Since moving in I've made a few decorative changes and think the place looks quite good myself. Loving the accolade. Oh, and the Saints won. That always helps. I wore my black and gold in support. And I currently need more coffee. I swear I only had 3 diabetic mimosas. I mean, full size plastic cup versions, but I used the good stuff. The black bottle, Freixnet, or something like that. It's fantastic. And Trop 50! Half the sugar and calories. Oh, whatever. I just need coffee.

Thursday, February 4, 2010

Oh good grief

I'm not sure how to explain how I'm feeling right now. I guess I'll just start at the beginning. Brittany Murphy and Casey Johnson recently died, both having diabetes. I, too, was recently diagnosed and am working hard at figuring it out every day. But it's scary to have something chronic and not even just that, but to be in the 5% with Type-1, more prone for health issues. As far as causes of death, it turns out Brittany had pneumonia and anemia and instead of going to the doctor, self medicated, therefore complicating the situation and collapsing. That's a lesson in itself.
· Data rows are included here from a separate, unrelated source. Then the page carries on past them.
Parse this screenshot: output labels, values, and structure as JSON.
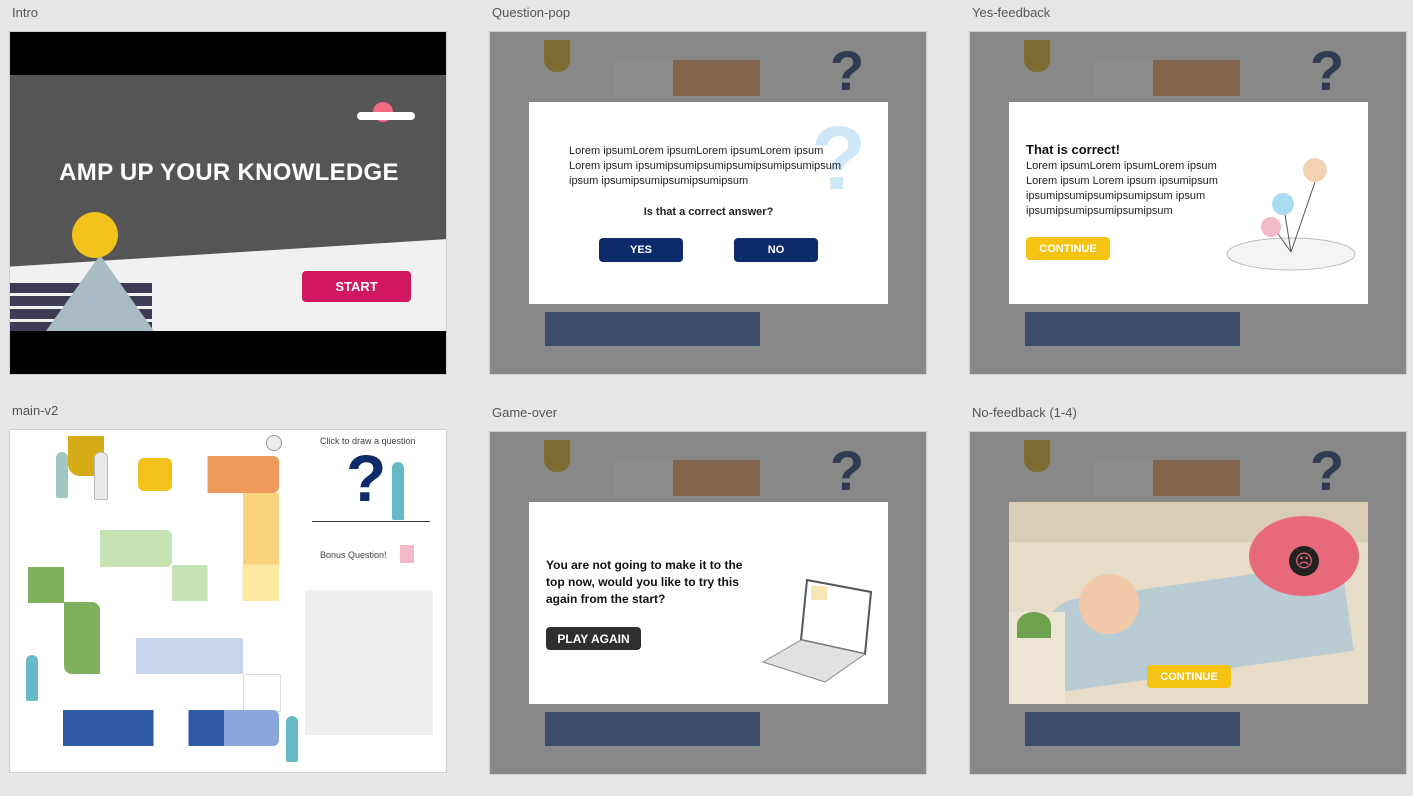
{
  "artboards": {
    "intro": {
      "label": "Intro",
      "title": "AMP UP YOUR KNOWLEDGE",
      "start_button": "START"
    },
    "question_pop": {
      "label": "Question-pop",
      "body_lines": [
        "Lorem ipsumLorem ipsumLorem ipsumLorem ipsum",
        "Lorem ipsum ipsumipsumipsumipsumipsumipsumipsum",
        "ipsum ipsumipsumipsumipsumipsum"
      ],
      "prompt": "Is that a correct answer?",
      "yes_button": "YES",
      "no_button": "NO"
    },
    "yes_feedback": {
      "label": "Yes-feedback",
      "heading": "That is correct!",
      "body_lines": [
        "Lorem ipsumLorem ipsumLorem ipsum",
        "Lorem ipsum Lorem ipsum ipsumipsum",
        "ipsumipsumipsumipsumipsum ipsum",
        "ipsumipsumipsumipsumipsum"
      ],
      "continue_button": "CONTINUE"
    },
    "main_v2": {
      "label": "main-v2",
      "draw_prompt": "Click to draw a question",
      "bonus_label": "Bonus Question!",
      "question_mark": "?"
    },
    "game_over": {
      "label": "Game-over",
      "message_lines": [
        "You are not going to make it to the",
        "top now, would you like to try this",
        "again from the start?"
      ],
      "play_again_button": "PLAY AGAIN"
    },
    "no_feedback": {
      "label": "No-feedback (1-4)",
      "continue_button": "CONTINUE"
    }
  },
  "icons": {
    "trophy": "trophy-icon",
    "question": "question-mark-icon",
    "gift": "gift-icon",
    "laptop": "laptop-icon",
    "sad_face": "sad-face-icon",
    "wheelchair": "wheelchair-icon",
    "stethoscope": "stethoscope-icon"
  },
  "colors": {
    "canvas": "#e6e6e6",
    "start": "#d1175f",
    "navy": "#0d2b6b",
    "yellow": "#f5c312",
    "dark": "#2f2f2f",
    "sun": "#f2c21b",
    "tile_orange": "#ef9a5a",
    "tile_yellow": "#fbd37f",
    "tile_green": "#7fb05e",
    "tile_blue": "#2d5aa3",
    "tile_lightblue": "#c9d6ee"
  }
}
But Casey Johnson died of Diabetic Ketoacidosis - which means her blood sugar was so high for so long that her body shut down, placing her in a coma. Most diabetics are actually diagnosed this way. Insulin lowers your blood sugar, so if you aren't taking it because you don't know that you need it, then your blood sugar remains way too high, eventually leading to a coma. People collapse and are diagnosed in the ER. I am a slave to Web MD when I don't feel well and diagnosed myself. The doctor told me that I was days away from collapsing and ending up in the ER myself. I had Diabetic Ketoacidosis. I had what Casey Johnson died from.
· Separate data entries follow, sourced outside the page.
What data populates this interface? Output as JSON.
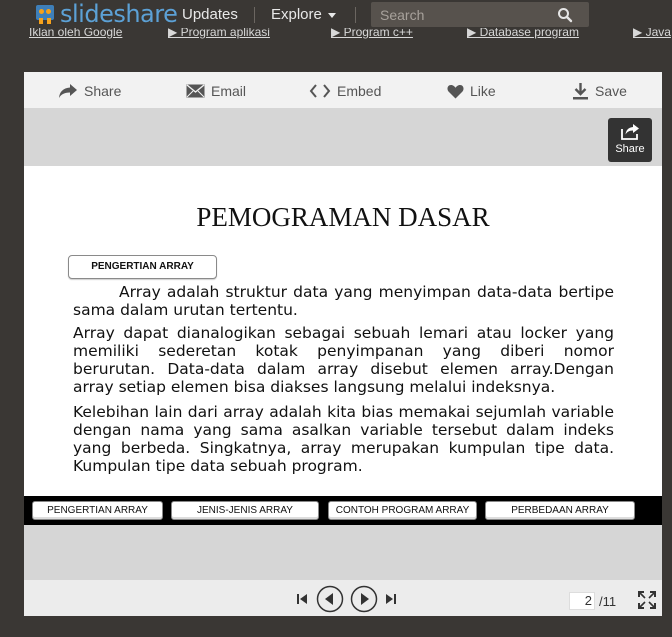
{
  "nav": {
    "logo_text": "slideshare",
    "updates": "Updates",
    "explore": "Explore",
    "search_placeholder": "Search"
  },
  "ad_links": [
    "Iklan oleh Google",
    "▶ Program aplikasi",
    "▶ Program c++",
    "▶ Database program",
    "▶ Java"
  ],
  "toolbar": {
    "share": "Share",
    "email": "Email",
    "embed": "Embed",
    "like": "Like",
    "save": "Save"
  },
  "share_float_label": "Share",
  "slide": {
    "title": "PEMOGRAMAN DASAR",
    "section_label": "PENGERTIAN ARRAY",
    "paragraphs": [
      "Array adalah struktur data yang menyimpan data-data bertipe sama dalam urutan tertentu.",
      "Array dapat dianalogikan sebagai sebuah lemari atau locker yang memiliki sederetan kotak penyimpanan yang diberi nomor berurutan. Data-data dalam array disebut elemen array.Dengan array setiap elemen bisa diakses langsung melalui indeksnya.",
      "Kelebihan lain dari array adalah kita bias memakai sejumlah variable dengan nama yang sama asalkan variable tersebut dalam indeks yang berbeda. Singkatnya, array merupakan kumpulan tipe data. Kumpulan tipe data sebuah program."
    ],
    "tabs": [
      "PENGERTIAN ARRAY",
      "JENIS-JENIS ARRAY",
      "CONTOH PROGRAM ARRAY",
      "PERBEDAAN ARRAY"
    ]
  },
  "pager": {
    "current": "2",
    "total": "/11"
  },
  "colors": {
    "nav_bg": "#3a3734",
    "logo_blue": "#5ca1d6",
    "logo_orange": "#f7a21b"
  }
}
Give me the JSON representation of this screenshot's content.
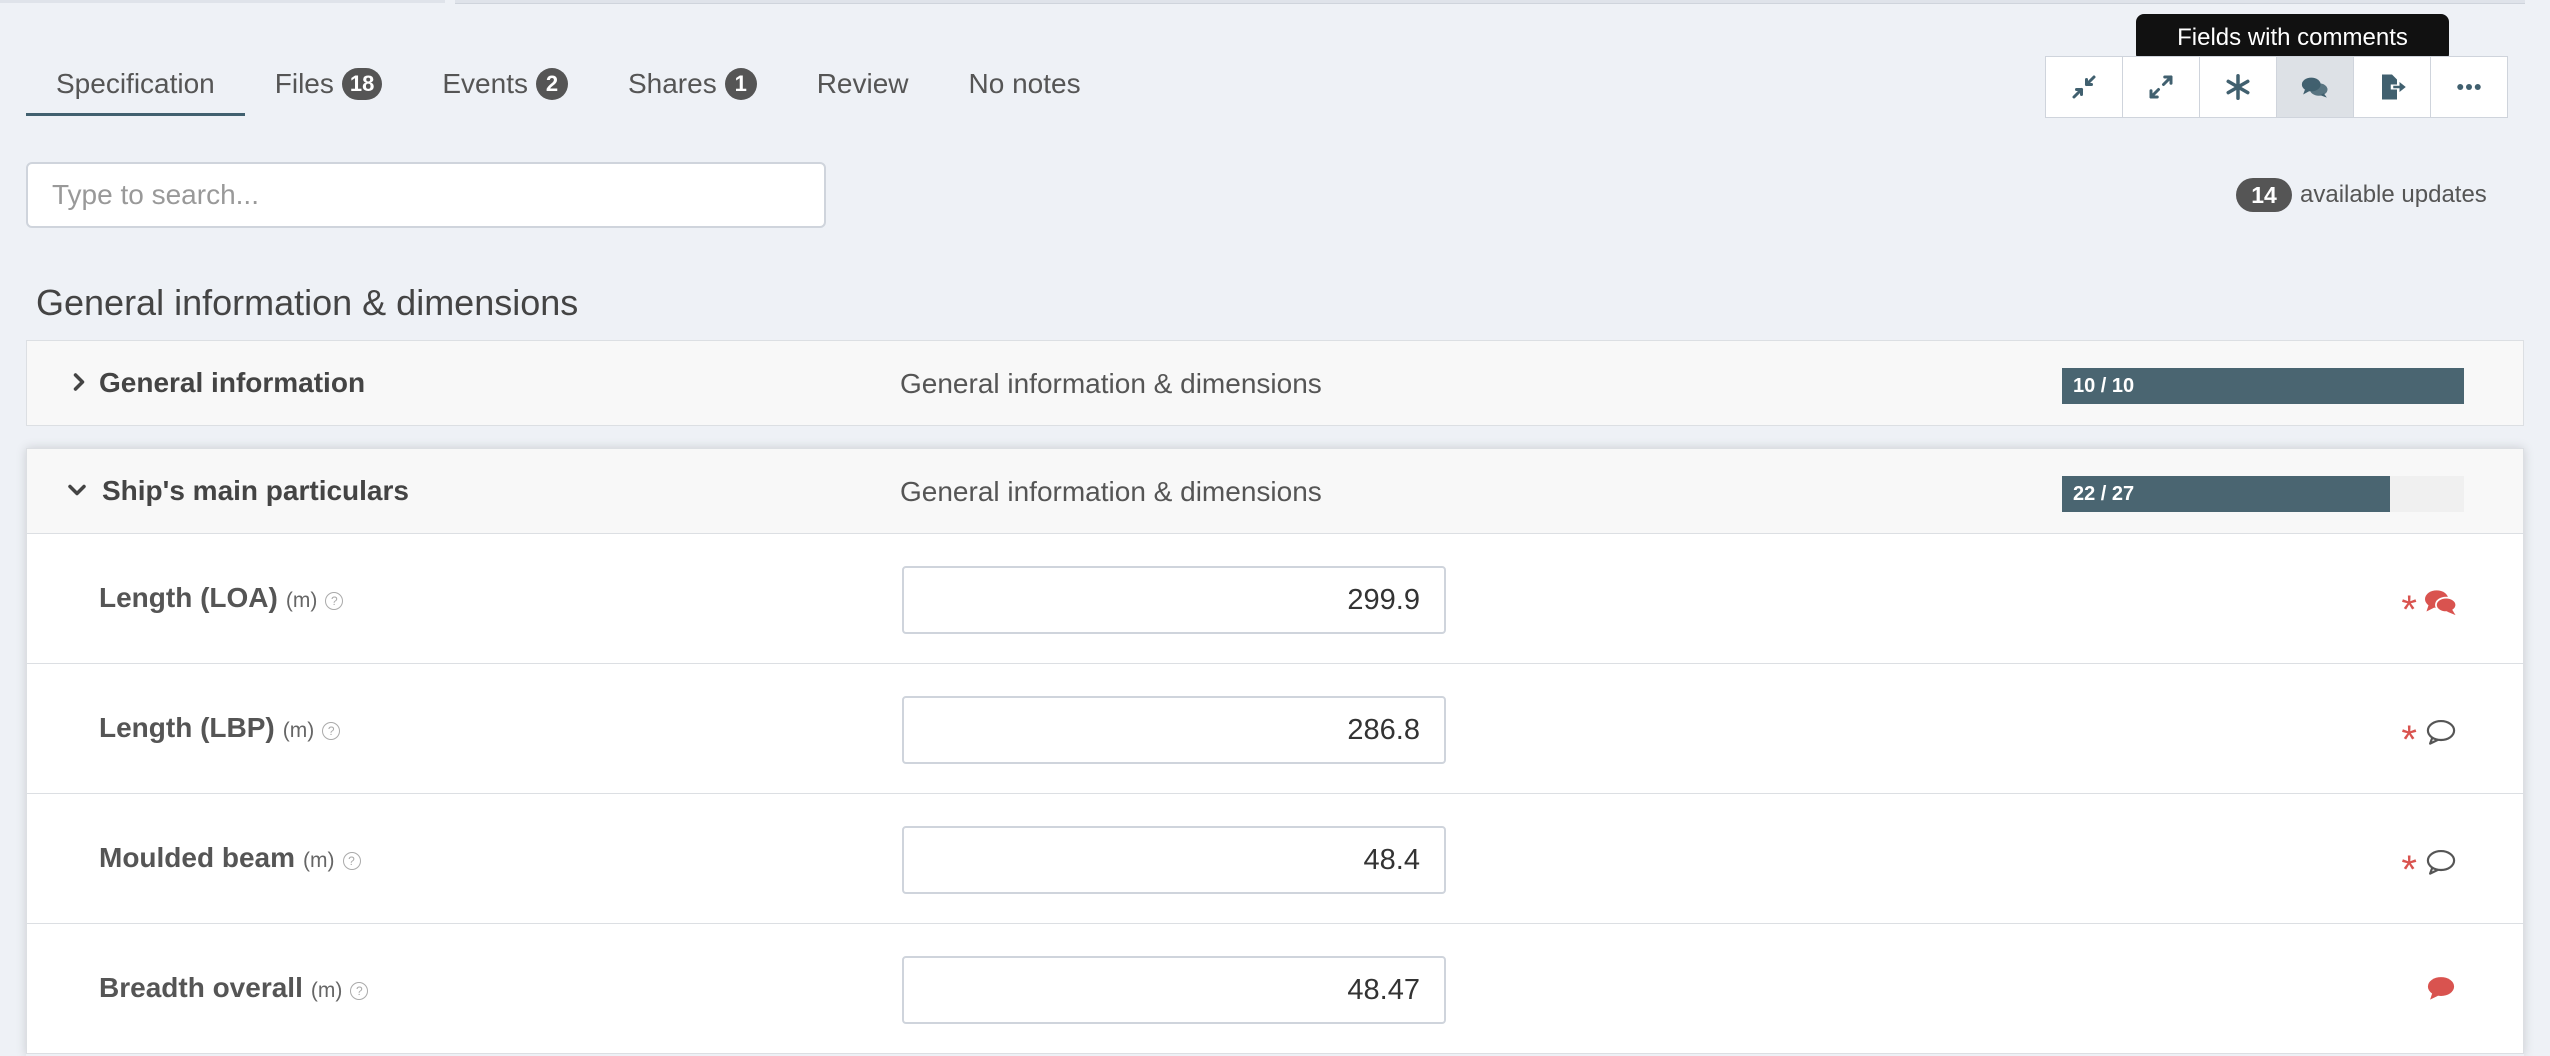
{
  "tabs": [
    {
      "label": "Specification",
      "badge": null
    },
    {
      "label": "Files",
      "badge": "18"
    },
    {
      "label": "Events",
      "badge": "2"
    },
    {
      "label": "Shares",
      "badge": "1"
    },
    {
      "label": "Review",
      "badge": null
    },
    {
      "label": "No notes",
      "badge": null
    }
  ],
  "toolbar": {
    "tooltip": "Fields with comments",
    "buttons": [
      "collapse-icon",
      "expand-icon",
      "asterisk-icon",
      "comments-icon",
      "export-icon",
      "more-icon"
    ]
  },
  "search": {
    "placeholder": "Type to search..."
  },
  "updates": {
    "count": "14",
    "label": "available updates"
  },
  "section": {
    "title": "General information & dimensions"
  },
  "groups": [
    {
      "name": "General information",
      "description": "General information & dimensions",
      "progress_text": "10 / 10",
      "progress": 1.0,
      "expanded": false
    },
    {
      "name": "Ship's main particulars",
      "description": "General information & dimensions",
      "progress_text": "22 / 27",
      "progress": 0.8148,
      "expanded": true
    }
  ],
  "fields": [
    {
      "label": "Length (LOA)",
      "unit": "(m)",
      "value": "299.9",
      "required": true,
      "comment": "filled-multi"
    },
    {
      "label": "Length (LBP)",
      "unit": "(m)",
      "value": "286.8",
      "required": true,
      "comment": "outline"
    },
    {
      "label": "Moulded beam",
      "unit": "(m)",
      "value": "48.4",
      "required": true,
      "comment": "outline"
    },
    {
      "label": "Breadth overall",
      "unit": "(m)",
      "value": "48.47",
      "required": false,
      "comment": "filled"
    }
  ],
  "colors": {
    "accent": "#41606f",
    "progress": "#4a6571",
    "required": "#d9534f",
    "badge": "#555555"
  }
}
Diabetics don't die just from slipping into a coma. When they are treated right away they come out on the other side; however, she was alone. She lay unconscious alone and died. From high blood sugar.

So I suppose it's understandable to say that I can't really explain how I feel right now. I take my insulin. I adhere to a diet. I work hard to take care of myself to the point that I am so stressed I can't sleep at night and my boyfriend and I fight. This does not help my attitude. It terrifies me.
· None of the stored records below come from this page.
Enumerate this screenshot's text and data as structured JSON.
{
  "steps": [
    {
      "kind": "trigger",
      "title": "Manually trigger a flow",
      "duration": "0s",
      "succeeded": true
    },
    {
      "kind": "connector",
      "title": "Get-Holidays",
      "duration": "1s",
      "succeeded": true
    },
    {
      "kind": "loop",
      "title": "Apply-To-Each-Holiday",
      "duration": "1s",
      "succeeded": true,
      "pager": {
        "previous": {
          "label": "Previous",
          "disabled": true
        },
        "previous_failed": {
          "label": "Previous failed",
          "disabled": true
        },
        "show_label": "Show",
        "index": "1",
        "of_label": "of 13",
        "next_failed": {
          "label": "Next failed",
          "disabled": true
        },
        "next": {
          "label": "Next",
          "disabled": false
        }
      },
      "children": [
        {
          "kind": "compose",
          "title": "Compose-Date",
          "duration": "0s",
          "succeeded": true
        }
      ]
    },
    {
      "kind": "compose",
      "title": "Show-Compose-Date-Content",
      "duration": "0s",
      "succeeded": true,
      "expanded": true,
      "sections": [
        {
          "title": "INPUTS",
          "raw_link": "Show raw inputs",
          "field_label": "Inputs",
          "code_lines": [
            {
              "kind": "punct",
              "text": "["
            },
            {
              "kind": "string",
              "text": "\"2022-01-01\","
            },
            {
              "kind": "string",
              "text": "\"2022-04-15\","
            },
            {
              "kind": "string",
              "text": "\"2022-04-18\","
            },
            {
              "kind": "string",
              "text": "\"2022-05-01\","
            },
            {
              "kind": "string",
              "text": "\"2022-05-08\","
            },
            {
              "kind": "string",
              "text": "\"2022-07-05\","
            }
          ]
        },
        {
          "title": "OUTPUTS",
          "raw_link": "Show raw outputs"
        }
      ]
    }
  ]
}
But I found something I think that will help me. I met with a rep for the America Diabetes Assocation's Dallas office because I am going to do a fundraiser. I'm planning a networking happy hour at a local restaurant for the community to get together, meet & greet and get to know each other. And in addition, I'm donating the proceeds to the ADA. There is over $4 million in diabetic research in North Texas alone. I'm donating to that research. Casey had Type-1. There is currently no cure. Type-2 can be prevented and in some cases cured. This is 95% of all cases. But for those of us in that 5%, I want to do something. For myself.